Com relação as dimensões, o protagonista tanto pela sua idade quanto pelo filme solo estabelece uma pequenez em média de escopo em comparação as outras questões cósmicas e mundiais que os Vingadores tratavam. A graça agora é que o Homem-Aranha em sua “eurotrip” se situa no continente europeu, ratificado pela história do cinema hollywoodiano como terreno em que se pode explorar os grandes símbolos históricos e beldade de cidades já cinematográficas para aventuras românticas.
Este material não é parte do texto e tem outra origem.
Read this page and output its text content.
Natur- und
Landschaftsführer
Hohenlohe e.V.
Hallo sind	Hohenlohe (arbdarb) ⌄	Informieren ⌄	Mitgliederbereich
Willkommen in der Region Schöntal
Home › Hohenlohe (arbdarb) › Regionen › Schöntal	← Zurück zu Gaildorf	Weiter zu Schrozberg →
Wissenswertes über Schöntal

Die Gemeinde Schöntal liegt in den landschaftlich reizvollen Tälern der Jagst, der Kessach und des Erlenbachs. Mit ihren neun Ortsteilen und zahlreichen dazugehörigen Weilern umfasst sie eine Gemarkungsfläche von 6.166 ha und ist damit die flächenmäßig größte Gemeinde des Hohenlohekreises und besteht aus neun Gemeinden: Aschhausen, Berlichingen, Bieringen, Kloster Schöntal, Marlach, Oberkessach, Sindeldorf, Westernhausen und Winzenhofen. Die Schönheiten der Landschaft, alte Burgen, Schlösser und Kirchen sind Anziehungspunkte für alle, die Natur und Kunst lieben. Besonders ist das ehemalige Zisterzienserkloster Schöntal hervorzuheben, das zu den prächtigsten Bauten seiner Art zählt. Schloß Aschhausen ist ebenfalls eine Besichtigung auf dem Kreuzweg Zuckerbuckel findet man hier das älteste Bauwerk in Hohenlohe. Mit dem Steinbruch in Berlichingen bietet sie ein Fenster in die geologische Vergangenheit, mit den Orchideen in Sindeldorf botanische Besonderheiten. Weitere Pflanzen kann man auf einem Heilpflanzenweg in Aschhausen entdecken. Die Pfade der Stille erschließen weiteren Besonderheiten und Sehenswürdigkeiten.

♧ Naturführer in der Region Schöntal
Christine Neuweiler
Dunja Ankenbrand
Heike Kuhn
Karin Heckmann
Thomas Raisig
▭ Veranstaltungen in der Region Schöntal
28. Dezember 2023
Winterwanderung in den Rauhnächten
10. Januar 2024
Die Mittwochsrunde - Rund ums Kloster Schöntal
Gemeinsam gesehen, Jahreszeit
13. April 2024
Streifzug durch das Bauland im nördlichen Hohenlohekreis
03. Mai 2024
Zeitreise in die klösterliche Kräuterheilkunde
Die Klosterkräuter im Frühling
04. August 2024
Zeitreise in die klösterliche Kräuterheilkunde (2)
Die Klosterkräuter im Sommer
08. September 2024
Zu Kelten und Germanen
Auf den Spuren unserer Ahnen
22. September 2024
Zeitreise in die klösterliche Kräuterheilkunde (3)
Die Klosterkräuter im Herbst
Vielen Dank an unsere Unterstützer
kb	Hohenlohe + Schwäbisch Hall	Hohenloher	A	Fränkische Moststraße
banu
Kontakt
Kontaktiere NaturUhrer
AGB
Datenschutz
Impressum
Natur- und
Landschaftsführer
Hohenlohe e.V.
Assim o personagem não se desvia dessa visão, de fato as cenas de ação são mais performáticas e empolgantes seguindo a ideia de aumento até de sequências também, no entanto a mesma base diminuta se visualiza mais por isso, tanto para o conflito de Peter relacionado, quanto em meio ao imaginário continental e os problemas de um jovem de 16 anos, com apego ao romance jovial com MJ e o humor aplicado na excursão escolar.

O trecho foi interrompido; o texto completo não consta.